Tidy (oct22) failed to parse comments from Yudong Yang on 1999-11-18 (html-tidy@w3.org from October to December 1999)

From: Yudong Yang <yangyudong@hotmail.com>
Date: Thu, 18 Nov 1999 18:17:52 +0800
To: <html-tidy@w3.org>
Message-ID: <19991118101801.14513.qmail@hotmail.com>
Hello,
   I'm using tidy as a HTML parser for my program. There are some cases that tidy will make mistakes on comment contains a lot of '-'(although this is not good according to HTML4.0 ).  You could find the case in http://cn.yahoo.com/  I've made a fix for this problem.

       Best Regards
       Yudong Yang
       

in lexer.c
and function GetToken(Lexer *lexer, uint mode)

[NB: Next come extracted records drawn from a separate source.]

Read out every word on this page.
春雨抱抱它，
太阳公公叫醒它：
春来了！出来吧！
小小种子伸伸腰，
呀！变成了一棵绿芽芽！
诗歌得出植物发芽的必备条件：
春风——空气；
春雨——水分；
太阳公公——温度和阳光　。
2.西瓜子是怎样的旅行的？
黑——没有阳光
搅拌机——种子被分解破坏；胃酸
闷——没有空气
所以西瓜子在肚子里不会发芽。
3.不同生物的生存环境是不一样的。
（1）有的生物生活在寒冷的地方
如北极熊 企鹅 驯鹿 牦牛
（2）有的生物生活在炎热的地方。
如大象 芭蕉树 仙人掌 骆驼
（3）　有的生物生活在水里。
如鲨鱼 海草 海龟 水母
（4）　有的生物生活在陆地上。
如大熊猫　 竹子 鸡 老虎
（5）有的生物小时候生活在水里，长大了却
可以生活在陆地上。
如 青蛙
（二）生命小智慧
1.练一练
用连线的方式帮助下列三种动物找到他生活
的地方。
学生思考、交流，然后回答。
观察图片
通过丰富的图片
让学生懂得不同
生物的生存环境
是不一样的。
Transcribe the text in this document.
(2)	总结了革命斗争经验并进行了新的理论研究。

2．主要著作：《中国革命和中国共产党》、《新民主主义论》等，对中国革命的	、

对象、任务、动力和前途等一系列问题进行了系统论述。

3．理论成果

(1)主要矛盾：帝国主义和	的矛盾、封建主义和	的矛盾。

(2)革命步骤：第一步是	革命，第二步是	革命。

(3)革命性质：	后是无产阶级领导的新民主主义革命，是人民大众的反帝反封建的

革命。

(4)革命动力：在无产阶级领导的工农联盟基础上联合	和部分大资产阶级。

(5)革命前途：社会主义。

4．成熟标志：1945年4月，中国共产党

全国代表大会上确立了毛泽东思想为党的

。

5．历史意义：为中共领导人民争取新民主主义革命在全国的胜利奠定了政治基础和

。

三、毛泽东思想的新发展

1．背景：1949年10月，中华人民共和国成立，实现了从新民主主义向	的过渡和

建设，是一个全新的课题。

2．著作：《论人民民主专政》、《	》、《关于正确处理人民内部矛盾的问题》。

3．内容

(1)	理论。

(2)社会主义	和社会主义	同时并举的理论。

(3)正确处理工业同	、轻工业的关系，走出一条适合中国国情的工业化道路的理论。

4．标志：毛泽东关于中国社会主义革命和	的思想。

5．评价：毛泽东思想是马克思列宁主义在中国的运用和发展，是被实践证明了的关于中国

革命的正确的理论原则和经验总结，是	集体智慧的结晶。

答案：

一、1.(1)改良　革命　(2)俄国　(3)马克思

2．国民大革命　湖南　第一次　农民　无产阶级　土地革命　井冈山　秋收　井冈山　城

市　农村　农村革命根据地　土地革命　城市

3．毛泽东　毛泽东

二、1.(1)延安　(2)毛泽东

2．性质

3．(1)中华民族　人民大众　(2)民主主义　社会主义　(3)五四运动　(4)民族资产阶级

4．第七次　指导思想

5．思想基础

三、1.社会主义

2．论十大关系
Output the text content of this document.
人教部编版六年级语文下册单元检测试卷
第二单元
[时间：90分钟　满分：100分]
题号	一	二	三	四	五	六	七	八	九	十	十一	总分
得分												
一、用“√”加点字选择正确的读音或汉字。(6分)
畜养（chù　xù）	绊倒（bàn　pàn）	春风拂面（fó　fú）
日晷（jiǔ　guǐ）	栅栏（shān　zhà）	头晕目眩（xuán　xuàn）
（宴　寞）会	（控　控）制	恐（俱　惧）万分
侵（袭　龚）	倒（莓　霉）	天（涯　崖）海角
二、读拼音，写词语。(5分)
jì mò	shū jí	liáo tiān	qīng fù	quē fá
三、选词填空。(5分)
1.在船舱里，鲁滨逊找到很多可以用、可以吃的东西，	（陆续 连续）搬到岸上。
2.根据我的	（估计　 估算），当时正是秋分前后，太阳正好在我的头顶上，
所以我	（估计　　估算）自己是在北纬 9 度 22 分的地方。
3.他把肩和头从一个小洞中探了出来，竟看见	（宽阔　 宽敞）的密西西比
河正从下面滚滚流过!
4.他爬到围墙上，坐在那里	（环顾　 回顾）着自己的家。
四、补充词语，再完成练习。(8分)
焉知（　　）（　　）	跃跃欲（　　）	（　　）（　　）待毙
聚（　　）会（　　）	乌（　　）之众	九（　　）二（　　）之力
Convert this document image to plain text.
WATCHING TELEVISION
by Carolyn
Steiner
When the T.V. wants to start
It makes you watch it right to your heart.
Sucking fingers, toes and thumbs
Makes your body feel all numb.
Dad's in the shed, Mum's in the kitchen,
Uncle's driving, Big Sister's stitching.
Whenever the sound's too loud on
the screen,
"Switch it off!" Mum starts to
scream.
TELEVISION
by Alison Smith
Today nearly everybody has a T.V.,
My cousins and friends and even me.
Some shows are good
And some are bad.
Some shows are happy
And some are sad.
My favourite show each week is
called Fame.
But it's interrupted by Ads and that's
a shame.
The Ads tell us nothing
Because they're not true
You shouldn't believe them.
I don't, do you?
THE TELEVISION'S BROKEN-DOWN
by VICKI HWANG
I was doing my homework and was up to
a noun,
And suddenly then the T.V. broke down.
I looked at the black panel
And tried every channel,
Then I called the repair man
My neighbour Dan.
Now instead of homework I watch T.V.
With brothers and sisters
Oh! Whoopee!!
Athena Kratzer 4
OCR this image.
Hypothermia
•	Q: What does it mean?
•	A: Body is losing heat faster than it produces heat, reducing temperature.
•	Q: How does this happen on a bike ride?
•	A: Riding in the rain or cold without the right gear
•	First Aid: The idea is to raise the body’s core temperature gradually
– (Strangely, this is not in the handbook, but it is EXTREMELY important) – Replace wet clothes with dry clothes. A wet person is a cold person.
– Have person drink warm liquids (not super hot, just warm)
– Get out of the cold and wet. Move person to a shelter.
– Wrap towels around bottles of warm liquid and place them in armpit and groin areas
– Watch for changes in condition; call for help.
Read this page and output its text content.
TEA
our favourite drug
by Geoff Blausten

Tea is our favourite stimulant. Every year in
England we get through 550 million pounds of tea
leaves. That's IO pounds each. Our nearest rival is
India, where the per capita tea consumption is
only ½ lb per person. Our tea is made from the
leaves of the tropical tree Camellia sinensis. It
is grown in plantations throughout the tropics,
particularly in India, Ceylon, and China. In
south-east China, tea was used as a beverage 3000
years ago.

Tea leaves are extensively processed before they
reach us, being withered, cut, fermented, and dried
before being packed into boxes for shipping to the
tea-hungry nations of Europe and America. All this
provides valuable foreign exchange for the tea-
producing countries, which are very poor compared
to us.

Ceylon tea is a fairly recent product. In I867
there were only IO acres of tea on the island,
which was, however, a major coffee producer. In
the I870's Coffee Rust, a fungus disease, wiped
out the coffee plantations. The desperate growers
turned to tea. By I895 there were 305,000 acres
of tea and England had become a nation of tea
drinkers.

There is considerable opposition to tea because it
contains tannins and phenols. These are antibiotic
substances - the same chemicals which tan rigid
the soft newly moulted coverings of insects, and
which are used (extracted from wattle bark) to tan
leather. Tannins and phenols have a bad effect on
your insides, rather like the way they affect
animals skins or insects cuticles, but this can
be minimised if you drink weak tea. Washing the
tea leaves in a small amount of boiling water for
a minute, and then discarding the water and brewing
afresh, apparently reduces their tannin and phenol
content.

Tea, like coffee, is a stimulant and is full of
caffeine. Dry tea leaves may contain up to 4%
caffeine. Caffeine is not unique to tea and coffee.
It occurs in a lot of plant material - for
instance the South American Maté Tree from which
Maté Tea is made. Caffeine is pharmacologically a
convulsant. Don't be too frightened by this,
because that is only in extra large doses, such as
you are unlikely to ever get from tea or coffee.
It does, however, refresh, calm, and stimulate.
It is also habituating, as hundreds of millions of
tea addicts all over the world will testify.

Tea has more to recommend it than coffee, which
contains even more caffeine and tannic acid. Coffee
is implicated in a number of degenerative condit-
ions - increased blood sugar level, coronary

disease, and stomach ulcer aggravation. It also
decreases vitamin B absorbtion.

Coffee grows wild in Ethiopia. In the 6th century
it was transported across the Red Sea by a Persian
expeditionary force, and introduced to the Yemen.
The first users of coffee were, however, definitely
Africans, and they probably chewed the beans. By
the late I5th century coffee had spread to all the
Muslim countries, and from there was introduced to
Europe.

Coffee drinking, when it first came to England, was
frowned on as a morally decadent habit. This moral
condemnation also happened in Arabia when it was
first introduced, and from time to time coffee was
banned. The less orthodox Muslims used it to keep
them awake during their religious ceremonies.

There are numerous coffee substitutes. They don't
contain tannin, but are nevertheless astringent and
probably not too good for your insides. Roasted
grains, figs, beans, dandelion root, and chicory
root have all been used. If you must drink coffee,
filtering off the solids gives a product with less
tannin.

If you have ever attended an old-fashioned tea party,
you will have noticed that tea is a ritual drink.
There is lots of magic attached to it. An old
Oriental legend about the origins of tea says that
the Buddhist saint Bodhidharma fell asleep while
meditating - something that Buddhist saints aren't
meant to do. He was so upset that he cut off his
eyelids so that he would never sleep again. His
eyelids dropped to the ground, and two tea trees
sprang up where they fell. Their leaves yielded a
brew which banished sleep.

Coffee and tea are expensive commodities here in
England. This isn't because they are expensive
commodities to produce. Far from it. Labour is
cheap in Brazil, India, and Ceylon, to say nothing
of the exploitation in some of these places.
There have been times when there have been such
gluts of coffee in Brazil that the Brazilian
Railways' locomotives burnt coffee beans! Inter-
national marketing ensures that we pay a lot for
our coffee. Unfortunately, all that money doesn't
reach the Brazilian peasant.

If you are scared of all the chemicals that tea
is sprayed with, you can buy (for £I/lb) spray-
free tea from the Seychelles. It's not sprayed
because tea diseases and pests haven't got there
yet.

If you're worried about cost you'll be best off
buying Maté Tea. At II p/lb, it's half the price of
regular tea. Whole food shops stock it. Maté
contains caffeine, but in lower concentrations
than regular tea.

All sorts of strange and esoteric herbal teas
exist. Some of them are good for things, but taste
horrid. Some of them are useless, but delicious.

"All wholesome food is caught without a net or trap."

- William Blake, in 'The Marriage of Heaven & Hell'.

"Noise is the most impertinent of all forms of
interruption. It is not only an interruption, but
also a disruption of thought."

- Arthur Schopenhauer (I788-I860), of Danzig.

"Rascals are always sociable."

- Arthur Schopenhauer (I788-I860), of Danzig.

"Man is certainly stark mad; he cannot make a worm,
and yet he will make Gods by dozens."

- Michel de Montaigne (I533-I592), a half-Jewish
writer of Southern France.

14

            case LEX_COMMENT:  /* seen <!-- so look for --> */

                /* look for 1st - */
                if (c != '-')
                {
                    if (comments > 2 && c == '>')
                        ReportWarning(lexer, null, null, BAD_COMMENT);

                    comments = -1;
                    continue;
                }

                /* now look for 2nd - */

                c = ReadChar(lexer->in);

                if (c == EndOfStream)
                {
                    ReportWarning(lexer, null, null, BAD_COMMENT);
                    UngetChar(c, lexer->in);
                    continue;
                }

                AddCharToLexer(lexer, c);

                if (c != '-')
                {
                    comments = 0;
                    continue;
                }

    for(;;)  // skip all ------ like strings
    {
     c = ReadChar(lexer->in);
     if(c != '-') 
     {
                     UngetChar(c, lexer->in);
      break;
     }
                    AddCharToLexer(lexer, c);  // just add the -
    }

                lexer->state = LEX_ENDCOMMENT;
                continue;

            case LEX_ENDCOMMENT:  /* seen <!-- .... -- */
    {
     int spc=0;
     for (;;)  // first skip the possiable HTML 4.0 enabled white spaces
     {
      map = MAP(c);
      
      if((map & white) == 0)
       break;
      
      comments = 0;
      c = ReadChar(lexer->in);
      AddCharToLexer(lexer, c);
      spc ++;
     }
     if (c == '>')
     {
      lexer->lexsize -= 3+spc;
      lexer->txtend = lexer->lexsize;
      lexer->lexbuf[lexer->lexsize] = '\0';
      lexer->state = LEX_CONTENT;
      lexer->waswhite = no;
      return lexer->token = CommentToken(lexer);
     }
     else {  // not end of comment
      
       /*
       SGML comment syntax is truly daft!!!
       
         A comment declaration consists of `<!' followed by zero or
         more comments followed by `>'. Each comment starts with
         `--' and includes all text up to and including the next
         occurrence of `--'. In a comment declaration, white space
         is allowed after each comment, but not before the first
         comment.  The entire comment declaration is ignored.
         
        <!-- another -- -- comment -->
        <!-- --->  is bad, so is <!-- foo ----- bar -->
      */
      
      /* set error position just before offending chararcter */
      lexer->lines = lexer->in->curline;
      lexer->columns = lexer->in->curcol - 1;
      ReportWarning(lexer, null, null, BAD_COMMENT);
      
      /* treat the chars as part of the comment*/
      lexer->state = LEX_COMMENT;  /* comment */
      UngetChar(c, lexer->in);
      lexer->lexsize--;   
      lexer->lexbuf[lexer->lexsize] = '\0';       
      continue;
     }
    }
Received on Thursday, 18 November 1999 05:18:37 UTC